As for reputation effects, we observed how greatly people rely on reputation for their decision making. Reputation appeared to push individuals to neglect their personal experience (i.e., feedback) and individual preferences (i.e., acceptance) and to adhere to an emerging group standard. This tendency is interpretable within the Social Identity Model of Deindividuation Effects [
47,
48], which defines the condition needed for conformism to take place online [
49].
In our work, we observed that donation, feedback and acceptance behaviors are all preferentially adjusted for well-rated interactors.

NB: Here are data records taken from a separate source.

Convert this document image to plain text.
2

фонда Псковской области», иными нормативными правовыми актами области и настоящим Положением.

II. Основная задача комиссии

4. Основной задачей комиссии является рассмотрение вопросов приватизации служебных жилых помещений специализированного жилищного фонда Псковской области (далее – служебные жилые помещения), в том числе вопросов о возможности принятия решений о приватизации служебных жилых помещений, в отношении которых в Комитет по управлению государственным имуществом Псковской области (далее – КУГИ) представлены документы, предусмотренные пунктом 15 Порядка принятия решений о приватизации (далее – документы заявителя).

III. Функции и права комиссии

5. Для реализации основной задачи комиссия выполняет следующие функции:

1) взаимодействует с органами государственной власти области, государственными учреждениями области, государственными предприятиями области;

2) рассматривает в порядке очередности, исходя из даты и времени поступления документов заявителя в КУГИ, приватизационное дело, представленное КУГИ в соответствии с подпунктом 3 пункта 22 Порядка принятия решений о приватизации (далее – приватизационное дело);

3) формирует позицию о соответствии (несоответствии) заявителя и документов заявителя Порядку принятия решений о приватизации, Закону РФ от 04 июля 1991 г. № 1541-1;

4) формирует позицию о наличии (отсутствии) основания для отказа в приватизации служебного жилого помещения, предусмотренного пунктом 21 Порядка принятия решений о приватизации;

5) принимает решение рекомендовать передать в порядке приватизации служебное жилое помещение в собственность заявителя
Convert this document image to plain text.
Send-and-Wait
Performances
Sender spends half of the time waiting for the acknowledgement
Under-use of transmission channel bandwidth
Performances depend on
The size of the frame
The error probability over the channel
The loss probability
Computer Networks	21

Moreover, we observed how individuals were susceptible to reputation’s influence even when reputation was a “fake” cue. Thus, our work contributes to defining the potential aspects and biases due to reputation dynamics in virtual environments [
29], especially in those ones that rely on rating systems such as the one used in e-markets and e-WOM services when people are called to choose a product or service that has been previously evaluated by a community [
27,
29,
50,
51,
52].
Independently of size, allocations coming from well-rated interactors were always preferred (i.e., accepted more often). Thus, reputation affected people’s acceptance thresholds and pushed them to accept less from individuals with good reputations [
30].
Although gender does not usually affect offers in the UG [
20], we were not able to exclude the gender effect in our specific sample since our gender ratio within each condition was unfavorable. For this reason, our results may be due to the cooperative and befriending tendency of females regarding everyone, including strangers [
53]. For this reason, any future attempt to understand prosocial behavior within the context of an e-game such as UG should really make an effort to recruit almost equal numbers of males and females. Another important aspect to be assessed in future research regards the personal experience that both male and female adolescents gather from UG sessions. The likability of the UG should, in fact, be considered as a possible variable to be accounted for in a future iteration of this experiment. Moreover, since cultural differences in the behavior of responders are possible [
21], acceptance-dynamics-related results could be culturally biased. Therefore, future research should assess if our results regarding reputation’s influence on acceptance dynamics are robust in other geographical contexts since it has been widely and traditionally used to study people’s economic decisions in many parts of the world and in different cultures [
54,
55,
56]. For what concerns the feedback-related behavior, our results are in line with the previous studies involving widespread feedback systems [
31,
57]. Independently from the amount offered to the subjects, well-rated individuals had a greater probability of receiving a positive evaluation [
31].
Several next steps could be imagined for this research area based on our results. In the end, we only analyzed how the counterpart’s reputation affected adolescent players in their choices. What would happen if reputation were placed on them instead of their counterparts is still to be investigated. Moreover, changing the counterpart’s rating could be a good path to explore. People in the future will increasingly find themselves interacting with non-human entities thanks to technological advancements. Therefore, assessing how people would behave when matched with social robots [
58,
59], deep fakes [
60], artificial intelligence [
61], or other artificial entities rated by reputation would allow estimating how much our results are robust in these scenarios.